The miracle is not an obligation of religion and the inimitability of the Qur’an is not one of the pillars of faith. The miracles that were mentioned in the Qur’an were in a narrative context and for the purpose of education, consideration and guidance, in line with the culture for prophecy of contemporary societies at the time. The Prophet Muhammad rejected the principle of miracles in various places in the Holy Qur’an. Is the aesthetics of language evidence of the divine source of speech and texts?
Therefore, the Absolute can only be understood in a relative sense. God is not separate from the world, just as the world is not God. God’s power are the laws of the universe and the exquisite regularity of nature, and God’s power should not be placed in a separate context or in contradiction to the laws of the universe and the regularity of nature. His power permeates the feelings, so we feel the mysterious wonder and awe. God is the spirit that runs in the world to have meaning! The proof of the message of Islam – and any other religious belief – is internal and not external, faith and not scientific as sciences. The proof is in its harmony with the laws of the universe and the world, not in its violation! The credibility and importance of Islam as a message lies in its speech, and what it wants to say to the people, reflecting on the good of believers and their commitment to the priorities of life, justice and freedom.
The miracle does not mean a violation of the law of science and the regularity of nature, but rather that our knowledge of the law is incomplete and should be improved. Philosophically and doctrinally speaking it is possible to distinguish between two different modes of manifestation of the “Absolute Divine”. The first type sees the divine presence in the laws of nature and the greatness of its regularity, while the second type sees that the strongest divine presence is in deviating from the regularity of nature and violating its laws. The first type leads to the duty of causal presence. As for the second type, it leads to the concept of incomplete causal existence, the nullifier of causes.
Then we ask: Are miracles of the Qur’an implicit in the pillars of the Islamic faith? What we are trying to say here is that the miracle is not an obligation of religion. You can be a good believer, a believer in God, the Last Day, or the holiness of the Noble Qur’an without the need for challenge, miracles or inimitability. The principle of miracles in itself is incompatible with the methodology of science and cosmic laws.
The miracles that were mentioned by the prophets in the Holy Qur’an were in a narrative context and for the purpose of education, consideration and guidance, in line with the culture and awareness of contemporary societies for prophecy at that time. Stories generally have multiple functions, and it is not required to match the facts of history and the details of its occurrence. The abstraction of Qur’anic stories from their contexts, considering their material as scientific, historical facts, or considering them a scientific or a historical miracle, all of this is subject to arbitrary and puts the Qur’anic text in conflict with science and objective proof.

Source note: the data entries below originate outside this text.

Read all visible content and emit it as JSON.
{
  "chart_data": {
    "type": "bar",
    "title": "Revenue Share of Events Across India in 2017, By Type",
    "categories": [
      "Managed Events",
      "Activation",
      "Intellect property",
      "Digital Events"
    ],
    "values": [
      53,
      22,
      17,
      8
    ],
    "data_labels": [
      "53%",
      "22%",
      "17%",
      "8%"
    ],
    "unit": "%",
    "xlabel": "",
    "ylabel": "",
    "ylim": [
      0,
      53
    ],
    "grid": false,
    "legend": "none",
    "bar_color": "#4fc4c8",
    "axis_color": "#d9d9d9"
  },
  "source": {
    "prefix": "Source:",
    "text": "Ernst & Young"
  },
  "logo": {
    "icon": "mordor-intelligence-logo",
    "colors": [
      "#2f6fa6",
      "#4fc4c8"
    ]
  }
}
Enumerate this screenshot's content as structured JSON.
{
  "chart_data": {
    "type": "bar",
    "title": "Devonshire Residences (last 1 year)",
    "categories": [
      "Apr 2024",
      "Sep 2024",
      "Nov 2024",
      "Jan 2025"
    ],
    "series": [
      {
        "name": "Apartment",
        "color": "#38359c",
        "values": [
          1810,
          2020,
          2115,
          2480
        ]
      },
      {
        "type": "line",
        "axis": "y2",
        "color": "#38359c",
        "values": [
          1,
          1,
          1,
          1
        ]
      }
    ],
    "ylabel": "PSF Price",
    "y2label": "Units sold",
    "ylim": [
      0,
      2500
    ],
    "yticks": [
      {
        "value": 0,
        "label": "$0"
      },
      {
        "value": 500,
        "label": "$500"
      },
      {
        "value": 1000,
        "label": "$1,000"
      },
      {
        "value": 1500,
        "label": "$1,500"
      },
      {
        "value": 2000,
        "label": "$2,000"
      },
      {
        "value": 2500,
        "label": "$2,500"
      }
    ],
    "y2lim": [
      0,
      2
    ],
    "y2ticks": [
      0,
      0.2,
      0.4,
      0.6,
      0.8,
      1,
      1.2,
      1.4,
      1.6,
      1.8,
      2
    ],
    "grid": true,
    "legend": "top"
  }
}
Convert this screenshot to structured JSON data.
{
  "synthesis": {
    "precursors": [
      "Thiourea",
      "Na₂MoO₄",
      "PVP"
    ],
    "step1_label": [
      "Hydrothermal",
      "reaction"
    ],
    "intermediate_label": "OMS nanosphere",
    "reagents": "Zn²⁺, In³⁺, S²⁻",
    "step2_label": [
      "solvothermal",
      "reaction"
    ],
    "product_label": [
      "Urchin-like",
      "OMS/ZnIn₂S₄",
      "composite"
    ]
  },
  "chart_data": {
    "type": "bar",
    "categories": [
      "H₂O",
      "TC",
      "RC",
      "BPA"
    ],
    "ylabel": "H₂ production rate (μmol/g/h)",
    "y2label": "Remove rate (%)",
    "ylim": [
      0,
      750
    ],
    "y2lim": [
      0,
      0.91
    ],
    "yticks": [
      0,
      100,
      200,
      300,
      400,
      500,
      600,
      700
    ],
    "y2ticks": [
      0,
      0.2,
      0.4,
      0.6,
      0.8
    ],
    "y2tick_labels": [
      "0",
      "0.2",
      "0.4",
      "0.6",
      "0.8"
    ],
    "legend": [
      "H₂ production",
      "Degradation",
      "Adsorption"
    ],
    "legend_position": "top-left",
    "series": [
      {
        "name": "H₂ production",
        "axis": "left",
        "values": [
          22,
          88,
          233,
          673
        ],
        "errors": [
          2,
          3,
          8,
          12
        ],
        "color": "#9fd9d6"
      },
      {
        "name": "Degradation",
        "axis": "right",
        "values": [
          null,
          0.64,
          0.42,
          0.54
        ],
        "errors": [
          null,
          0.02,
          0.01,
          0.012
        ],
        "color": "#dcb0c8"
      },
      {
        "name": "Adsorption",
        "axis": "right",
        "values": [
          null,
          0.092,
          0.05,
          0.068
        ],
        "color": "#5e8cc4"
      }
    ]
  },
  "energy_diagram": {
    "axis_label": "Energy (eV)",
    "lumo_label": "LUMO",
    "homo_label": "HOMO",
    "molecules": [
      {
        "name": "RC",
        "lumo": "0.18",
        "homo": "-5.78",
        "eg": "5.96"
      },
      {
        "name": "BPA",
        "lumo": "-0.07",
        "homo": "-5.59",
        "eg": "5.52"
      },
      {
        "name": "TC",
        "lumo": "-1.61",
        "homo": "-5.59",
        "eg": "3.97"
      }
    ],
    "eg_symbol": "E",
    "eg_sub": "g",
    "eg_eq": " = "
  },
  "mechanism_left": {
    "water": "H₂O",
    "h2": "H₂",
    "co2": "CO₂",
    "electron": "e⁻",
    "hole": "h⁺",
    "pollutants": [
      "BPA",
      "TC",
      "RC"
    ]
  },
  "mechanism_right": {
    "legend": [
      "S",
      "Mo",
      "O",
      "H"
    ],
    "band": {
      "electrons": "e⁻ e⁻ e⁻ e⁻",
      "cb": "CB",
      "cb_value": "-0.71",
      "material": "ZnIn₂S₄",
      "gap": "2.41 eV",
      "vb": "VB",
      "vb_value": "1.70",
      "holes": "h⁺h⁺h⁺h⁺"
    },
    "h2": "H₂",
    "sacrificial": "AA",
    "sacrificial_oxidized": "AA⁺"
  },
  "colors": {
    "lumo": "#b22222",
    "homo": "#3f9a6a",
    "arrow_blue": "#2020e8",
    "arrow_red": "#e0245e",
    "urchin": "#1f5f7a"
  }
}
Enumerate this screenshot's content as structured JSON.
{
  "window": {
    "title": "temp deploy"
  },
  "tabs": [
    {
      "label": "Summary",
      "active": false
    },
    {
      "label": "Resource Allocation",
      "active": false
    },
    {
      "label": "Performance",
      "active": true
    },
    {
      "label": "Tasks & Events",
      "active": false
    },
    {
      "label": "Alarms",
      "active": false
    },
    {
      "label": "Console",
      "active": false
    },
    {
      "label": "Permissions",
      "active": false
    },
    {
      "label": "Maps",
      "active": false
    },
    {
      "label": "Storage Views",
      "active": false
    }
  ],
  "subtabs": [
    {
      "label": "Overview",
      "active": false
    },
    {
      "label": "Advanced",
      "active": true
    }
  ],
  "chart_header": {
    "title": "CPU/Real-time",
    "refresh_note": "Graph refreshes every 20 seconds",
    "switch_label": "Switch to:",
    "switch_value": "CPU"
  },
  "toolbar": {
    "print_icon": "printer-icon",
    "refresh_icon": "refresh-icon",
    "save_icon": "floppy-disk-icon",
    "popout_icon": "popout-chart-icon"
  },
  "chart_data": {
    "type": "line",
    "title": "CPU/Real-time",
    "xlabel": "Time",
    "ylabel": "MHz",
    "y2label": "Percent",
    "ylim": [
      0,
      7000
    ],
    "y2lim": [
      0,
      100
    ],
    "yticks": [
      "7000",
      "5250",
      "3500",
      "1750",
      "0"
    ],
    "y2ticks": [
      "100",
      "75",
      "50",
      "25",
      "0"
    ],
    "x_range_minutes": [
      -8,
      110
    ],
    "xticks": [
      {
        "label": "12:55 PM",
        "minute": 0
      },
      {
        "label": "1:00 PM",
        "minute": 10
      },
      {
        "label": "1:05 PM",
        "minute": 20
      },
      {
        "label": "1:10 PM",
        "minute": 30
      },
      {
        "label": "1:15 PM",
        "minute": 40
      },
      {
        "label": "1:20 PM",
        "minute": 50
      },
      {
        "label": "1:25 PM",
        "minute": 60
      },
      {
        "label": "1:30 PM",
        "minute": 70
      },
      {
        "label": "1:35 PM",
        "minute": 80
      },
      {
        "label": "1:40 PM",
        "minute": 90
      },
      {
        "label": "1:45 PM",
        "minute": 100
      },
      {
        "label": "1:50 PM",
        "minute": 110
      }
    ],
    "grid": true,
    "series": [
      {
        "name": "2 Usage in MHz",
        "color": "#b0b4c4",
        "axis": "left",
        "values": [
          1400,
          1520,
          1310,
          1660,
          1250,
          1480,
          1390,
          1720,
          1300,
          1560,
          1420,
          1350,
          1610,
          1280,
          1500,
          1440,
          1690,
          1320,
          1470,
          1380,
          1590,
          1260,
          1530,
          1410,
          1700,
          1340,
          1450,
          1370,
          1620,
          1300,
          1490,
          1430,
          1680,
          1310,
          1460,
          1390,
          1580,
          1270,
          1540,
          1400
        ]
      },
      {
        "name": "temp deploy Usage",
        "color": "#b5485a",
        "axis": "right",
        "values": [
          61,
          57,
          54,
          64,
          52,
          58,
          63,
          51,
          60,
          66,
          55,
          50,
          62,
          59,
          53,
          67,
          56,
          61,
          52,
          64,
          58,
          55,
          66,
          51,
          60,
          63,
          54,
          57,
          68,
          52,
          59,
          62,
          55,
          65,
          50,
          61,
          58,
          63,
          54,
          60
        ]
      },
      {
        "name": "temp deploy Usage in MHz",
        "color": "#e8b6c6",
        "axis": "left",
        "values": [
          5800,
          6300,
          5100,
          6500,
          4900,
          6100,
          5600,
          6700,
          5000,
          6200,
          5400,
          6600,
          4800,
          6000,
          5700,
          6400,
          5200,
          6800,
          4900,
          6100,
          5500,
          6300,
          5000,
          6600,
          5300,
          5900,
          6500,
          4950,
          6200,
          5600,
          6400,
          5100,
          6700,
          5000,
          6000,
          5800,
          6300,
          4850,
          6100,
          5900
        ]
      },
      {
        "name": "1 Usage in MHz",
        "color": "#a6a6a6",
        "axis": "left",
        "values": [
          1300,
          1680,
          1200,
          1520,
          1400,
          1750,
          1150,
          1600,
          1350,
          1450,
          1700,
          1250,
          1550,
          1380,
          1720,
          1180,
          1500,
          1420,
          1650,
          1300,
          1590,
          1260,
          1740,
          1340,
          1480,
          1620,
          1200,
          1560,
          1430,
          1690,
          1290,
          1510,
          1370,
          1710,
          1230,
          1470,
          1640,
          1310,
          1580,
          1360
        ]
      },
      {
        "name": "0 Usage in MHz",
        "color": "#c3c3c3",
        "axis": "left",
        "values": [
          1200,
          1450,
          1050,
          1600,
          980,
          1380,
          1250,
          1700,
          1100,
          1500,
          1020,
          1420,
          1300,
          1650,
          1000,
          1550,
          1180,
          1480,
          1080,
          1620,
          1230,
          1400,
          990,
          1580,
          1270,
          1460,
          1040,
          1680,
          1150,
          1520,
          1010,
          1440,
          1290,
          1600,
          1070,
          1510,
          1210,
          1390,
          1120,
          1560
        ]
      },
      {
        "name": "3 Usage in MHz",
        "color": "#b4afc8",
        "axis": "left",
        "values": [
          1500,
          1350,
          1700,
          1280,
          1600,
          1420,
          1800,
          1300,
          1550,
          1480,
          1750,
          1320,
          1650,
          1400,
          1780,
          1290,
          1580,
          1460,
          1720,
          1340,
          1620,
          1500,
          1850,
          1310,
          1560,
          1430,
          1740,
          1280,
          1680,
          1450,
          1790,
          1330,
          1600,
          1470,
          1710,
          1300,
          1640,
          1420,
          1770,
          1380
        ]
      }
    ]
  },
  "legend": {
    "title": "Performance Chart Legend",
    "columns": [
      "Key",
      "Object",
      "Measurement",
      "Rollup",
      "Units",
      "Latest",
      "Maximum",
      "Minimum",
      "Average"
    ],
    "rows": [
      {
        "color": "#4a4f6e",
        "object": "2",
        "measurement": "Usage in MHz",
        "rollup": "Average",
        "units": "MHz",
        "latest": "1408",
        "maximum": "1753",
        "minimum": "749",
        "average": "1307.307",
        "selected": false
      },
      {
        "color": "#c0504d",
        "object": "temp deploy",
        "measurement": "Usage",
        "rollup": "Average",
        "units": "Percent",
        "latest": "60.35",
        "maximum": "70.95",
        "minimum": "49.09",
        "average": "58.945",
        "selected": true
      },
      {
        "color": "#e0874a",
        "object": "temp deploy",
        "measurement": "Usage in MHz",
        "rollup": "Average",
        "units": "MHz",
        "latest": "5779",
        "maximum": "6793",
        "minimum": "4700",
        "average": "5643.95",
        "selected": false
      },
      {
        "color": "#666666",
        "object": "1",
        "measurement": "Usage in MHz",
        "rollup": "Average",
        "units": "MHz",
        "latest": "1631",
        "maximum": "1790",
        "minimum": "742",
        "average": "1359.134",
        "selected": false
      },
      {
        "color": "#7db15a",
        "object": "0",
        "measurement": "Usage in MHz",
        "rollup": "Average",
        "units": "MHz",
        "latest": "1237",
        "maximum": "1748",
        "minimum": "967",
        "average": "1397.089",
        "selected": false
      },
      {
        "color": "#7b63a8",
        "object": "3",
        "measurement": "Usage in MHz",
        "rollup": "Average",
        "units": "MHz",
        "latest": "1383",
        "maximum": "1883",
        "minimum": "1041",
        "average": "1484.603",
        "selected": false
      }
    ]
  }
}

In fact, the supposed relationship between the Prophet and sensory miracles is a tenuous relationship that diminishes the truth of the prophetic experience and it is the late popular imagination’s authorship on the prophecy. The theories of the Qur’anic inimitability are relatively late and they were formulated in the third century of migration, beginning with the rhetorical inimitability, gradually in stages to end with the scientific inimitability at the end of the twentieth century.
In the modern state, its strength is manifested in the regularity of its laws and the commitment of citizens to what will achieve the interests of the people. While in the tyrannical state, the power of the state is manifested in its brutality, the power of the Sultan and his followers is manifested in their violation of the state’s order and the violation of laws.
Miracles belong culturally to the Sultanate state’s style, in which chaos prevails, a state that accepts breaking laws and considers this aa a sign of the sultan’s strength. The principle of the miracle is the same as the principle of exception that Syrians were well aware of in the last half century. The exception that pertains to individual or group without others, and may be a positive for preference, or a negative to double the torment.
Spinoza defines a miracle as “every action the human mind doesn’t know its reason”, but ignorance of the cause does not mean the absence of causes, and ignorance is subject to change with more knowledge. Ignorance is a relative withholding of knowledge for a reason or cause. People are accustomed to calling the work that the common people are ignorant of as a divine work, that is, the work of God.
The fallacy here lies in associating the divine action with ignorance of the cause, and presenting the divine action outside the regularity of nature and the law of cause.
One of the common definitions of a miracle is “something unlike the norm, which humans are unable to do.” I think that this miracle is an expression that fails to understand the principle of causation and cosmic laws. Miraculous thinking is conditional on its circumstance, and represents the childhood of the human mind in a past and ancient history.
The Prophet Muhammad rejected the principle of miracles in various places. The advantage of the Prophet Muhammad is that he, like ordinary humans, is afflicted with illness, health, success, etc. His “da’wah” triumphed because it adopted cosmic laws for victory, like other ideological political calls.